As far as this season is concerned, whether Porzingis returns or not, or if he's in and out the rest of the way, is of little consequence. The Warriors aren't going anywhere anyway. Any chance of factoring in to even the outskirts of the contention conversation ended the second Butler went down. But as the clock ticks on the possibility, however slim, of putting one last run together with Curry, next year is still of concern. 

Porzingis will be a free agent this summer. Do the Warriors re-sign a guy who can't stay healthy? If not, there is the thought that they could move him in a sign and trade, but he can't have much, if any, value at this point. If he simply walks, they just gave up Kuminga, after all that time clinging to the hope of him as a possible future franchise player, for nothing. 

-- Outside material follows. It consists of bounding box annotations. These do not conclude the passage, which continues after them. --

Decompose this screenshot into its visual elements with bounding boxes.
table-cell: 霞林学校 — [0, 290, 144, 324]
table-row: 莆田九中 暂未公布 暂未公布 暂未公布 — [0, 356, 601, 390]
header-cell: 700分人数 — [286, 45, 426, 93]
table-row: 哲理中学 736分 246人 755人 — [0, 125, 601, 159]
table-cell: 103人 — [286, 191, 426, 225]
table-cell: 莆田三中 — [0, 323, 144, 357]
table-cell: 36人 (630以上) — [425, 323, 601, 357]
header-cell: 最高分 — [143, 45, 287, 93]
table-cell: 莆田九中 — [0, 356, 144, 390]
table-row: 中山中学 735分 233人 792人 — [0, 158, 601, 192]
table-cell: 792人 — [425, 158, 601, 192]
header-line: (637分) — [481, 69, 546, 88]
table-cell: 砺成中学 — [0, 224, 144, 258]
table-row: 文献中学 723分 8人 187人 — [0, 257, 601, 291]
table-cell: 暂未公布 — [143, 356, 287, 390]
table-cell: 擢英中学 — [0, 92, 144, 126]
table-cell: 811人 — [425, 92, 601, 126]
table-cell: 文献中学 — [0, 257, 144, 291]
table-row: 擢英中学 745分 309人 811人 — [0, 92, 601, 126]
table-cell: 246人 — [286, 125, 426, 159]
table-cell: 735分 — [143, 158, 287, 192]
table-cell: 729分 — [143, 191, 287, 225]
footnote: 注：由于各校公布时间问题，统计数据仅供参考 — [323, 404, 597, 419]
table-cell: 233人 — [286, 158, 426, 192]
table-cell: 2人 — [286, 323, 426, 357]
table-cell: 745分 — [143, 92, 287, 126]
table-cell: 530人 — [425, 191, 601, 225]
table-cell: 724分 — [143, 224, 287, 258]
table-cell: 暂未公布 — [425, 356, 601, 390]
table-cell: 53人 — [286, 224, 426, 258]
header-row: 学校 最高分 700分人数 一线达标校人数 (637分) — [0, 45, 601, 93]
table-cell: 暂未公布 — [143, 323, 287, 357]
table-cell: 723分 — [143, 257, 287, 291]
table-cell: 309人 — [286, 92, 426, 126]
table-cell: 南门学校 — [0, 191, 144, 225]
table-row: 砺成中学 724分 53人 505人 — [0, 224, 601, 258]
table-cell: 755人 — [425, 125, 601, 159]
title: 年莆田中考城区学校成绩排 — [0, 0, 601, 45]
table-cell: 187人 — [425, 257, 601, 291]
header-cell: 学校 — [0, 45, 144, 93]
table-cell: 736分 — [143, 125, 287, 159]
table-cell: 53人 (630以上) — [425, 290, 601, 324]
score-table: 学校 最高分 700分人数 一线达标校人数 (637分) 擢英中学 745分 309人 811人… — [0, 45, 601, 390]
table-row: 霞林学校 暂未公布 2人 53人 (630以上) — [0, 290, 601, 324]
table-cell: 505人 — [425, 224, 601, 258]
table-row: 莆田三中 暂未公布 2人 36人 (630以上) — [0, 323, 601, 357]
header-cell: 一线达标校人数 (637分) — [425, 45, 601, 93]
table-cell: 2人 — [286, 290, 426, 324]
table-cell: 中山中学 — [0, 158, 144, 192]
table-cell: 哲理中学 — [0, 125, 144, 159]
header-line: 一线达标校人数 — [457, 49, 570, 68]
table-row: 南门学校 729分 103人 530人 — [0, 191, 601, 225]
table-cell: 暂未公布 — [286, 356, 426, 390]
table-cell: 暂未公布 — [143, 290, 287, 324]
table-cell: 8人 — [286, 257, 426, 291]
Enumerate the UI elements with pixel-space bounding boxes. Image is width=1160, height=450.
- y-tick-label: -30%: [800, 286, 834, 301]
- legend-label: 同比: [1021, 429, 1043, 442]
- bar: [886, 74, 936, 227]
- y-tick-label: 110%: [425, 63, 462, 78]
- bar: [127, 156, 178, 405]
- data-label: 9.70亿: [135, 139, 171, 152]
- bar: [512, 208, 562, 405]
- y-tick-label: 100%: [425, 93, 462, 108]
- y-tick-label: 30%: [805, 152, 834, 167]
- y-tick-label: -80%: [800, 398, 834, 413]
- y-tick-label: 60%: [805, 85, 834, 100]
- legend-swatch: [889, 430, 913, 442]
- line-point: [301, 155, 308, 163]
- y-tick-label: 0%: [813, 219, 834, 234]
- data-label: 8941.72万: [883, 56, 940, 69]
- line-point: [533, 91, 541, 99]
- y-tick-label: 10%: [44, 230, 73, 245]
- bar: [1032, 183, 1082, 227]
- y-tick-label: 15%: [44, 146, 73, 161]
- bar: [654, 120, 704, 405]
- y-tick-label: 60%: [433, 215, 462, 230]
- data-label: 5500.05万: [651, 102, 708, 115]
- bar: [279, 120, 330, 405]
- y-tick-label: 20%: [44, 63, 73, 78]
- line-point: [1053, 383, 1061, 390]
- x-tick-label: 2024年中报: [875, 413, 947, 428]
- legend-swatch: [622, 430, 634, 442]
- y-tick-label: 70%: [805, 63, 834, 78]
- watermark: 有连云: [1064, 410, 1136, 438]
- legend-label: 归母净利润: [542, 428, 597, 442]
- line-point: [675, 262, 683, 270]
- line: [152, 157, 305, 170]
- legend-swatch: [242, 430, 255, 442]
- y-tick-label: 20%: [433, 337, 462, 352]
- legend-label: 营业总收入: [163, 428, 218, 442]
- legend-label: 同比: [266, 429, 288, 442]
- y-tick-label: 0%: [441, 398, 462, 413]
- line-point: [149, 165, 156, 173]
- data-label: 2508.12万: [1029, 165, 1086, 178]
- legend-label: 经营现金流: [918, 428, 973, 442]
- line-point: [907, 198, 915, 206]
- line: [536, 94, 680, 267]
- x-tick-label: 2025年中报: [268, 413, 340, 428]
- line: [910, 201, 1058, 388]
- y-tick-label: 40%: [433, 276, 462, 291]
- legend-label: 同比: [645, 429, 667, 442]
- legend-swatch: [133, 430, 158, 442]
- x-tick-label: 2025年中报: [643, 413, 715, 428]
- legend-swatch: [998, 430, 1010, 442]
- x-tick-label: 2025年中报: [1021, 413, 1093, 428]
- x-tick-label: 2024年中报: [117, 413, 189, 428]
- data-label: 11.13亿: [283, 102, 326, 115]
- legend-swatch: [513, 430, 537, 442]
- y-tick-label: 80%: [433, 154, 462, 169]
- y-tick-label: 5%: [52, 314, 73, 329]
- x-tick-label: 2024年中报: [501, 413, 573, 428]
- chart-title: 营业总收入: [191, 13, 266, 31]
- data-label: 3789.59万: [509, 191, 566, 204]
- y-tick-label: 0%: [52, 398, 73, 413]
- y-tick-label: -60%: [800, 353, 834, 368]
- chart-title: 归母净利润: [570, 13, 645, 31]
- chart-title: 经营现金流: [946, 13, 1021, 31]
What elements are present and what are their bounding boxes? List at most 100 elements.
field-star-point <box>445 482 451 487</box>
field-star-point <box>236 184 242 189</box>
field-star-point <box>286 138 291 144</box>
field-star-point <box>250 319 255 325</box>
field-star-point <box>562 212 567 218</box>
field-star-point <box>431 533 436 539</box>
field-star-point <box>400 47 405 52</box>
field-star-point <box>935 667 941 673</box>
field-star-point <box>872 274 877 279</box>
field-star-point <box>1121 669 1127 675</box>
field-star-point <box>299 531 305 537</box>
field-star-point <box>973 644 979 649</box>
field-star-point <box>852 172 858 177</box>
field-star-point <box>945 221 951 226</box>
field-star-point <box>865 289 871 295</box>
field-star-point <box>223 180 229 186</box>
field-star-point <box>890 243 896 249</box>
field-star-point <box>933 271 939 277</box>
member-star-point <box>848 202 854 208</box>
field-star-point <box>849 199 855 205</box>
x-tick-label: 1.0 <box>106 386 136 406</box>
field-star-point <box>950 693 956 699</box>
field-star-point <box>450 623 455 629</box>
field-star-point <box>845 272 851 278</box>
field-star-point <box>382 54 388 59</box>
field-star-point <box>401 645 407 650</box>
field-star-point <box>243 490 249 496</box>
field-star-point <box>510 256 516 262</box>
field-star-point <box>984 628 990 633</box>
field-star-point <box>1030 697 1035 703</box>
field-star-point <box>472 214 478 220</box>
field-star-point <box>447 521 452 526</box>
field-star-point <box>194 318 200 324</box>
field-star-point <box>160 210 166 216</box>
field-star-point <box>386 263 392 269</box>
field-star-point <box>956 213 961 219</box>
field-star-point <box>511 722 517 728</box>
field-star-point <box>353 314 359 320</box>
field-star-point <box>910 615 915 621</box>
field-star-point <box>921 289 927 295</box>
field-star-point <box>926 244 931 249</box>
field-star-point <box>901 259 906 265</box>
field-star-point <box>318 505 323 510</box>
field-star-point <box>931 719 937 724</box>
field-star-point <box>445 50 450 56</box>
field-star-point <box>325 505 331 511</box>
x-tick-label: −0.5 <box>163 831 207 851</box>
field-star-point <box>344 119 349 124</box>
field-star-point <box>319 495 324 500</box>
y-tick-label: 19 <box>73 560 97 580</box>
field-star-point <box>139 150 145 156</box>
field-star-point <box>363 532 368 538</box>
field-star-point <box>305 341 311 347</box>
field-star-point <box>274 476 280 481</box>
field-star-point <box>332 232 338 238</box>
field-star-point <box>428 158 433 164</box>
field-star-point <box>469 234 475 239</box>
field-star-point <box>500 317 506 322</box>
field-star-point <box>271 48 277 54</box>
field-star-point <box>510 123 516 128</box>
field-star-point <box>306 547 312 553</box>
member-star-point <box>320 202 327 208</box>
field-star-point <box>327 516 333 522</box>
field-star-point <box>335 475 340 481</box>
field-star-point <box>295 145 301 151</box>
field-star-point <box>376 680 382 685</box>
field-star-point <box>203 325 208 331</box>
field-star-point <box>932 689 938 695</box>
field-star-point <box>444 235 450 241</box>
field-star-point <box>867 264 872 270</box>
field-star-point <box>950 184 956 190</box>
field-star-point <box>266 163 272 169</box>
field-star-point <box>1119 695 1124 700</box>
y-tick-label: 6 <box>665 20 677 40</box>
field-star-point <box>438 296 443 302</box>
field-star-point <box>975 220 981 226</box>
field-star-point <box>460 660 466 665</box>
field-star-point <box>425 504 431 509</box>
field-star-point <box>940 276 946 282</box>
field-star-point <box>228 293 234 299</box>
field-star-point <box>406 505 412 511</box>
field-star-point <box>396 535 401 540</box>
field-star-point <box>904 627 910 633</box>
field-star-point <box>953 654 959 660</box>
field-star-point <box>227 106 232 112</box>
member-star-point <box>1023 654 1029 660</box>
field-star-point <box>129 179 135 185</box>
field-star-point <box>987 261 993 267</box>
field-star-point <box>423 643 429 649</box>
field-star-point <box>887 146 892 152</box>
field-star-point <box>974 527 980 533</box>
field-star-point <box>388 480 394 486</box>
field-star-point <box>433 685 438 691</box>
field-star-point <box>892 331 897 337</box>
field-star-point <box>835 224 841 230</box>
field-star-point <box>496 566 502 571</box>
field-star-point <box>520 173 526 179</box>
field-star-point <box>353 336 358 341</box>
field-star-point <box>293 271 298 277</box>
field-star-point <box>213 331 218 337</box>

The salt in the wound could be Kuminga thriving in Atlanta, where he's gotten off to a sensational start. It's a small sample (three games, two of them coming against the Wizards), but so far Kuminga is averaging better than 21 PPG on 68/56 shooting splits and the Hawks are plus-59 in his 80 minutes. Stay tuned on that story. 

But as far as the Warriors, a season that started out on thin ice has officially fallen through. They're a hard team to watch right now. When Curry comes back, at least the entertainment value will rise, but that's a tough watch in its own right. To see a player who is still so great (27.2 PPG this year) with no chance to win is frustrating. 

Nobody should be completely closing the book on the Curry era just yet. The Warriors can come up with as many as five first-round draft picks to trade this summer. There is still a way to put a major player alongside Curry and Butler for one last run. 

But that requires you to look through some pretty rose-colored glasses. If any player is worth doing that for, it's Curry. But at some point, even he won't be able to fend off the end, if it hasn't come already.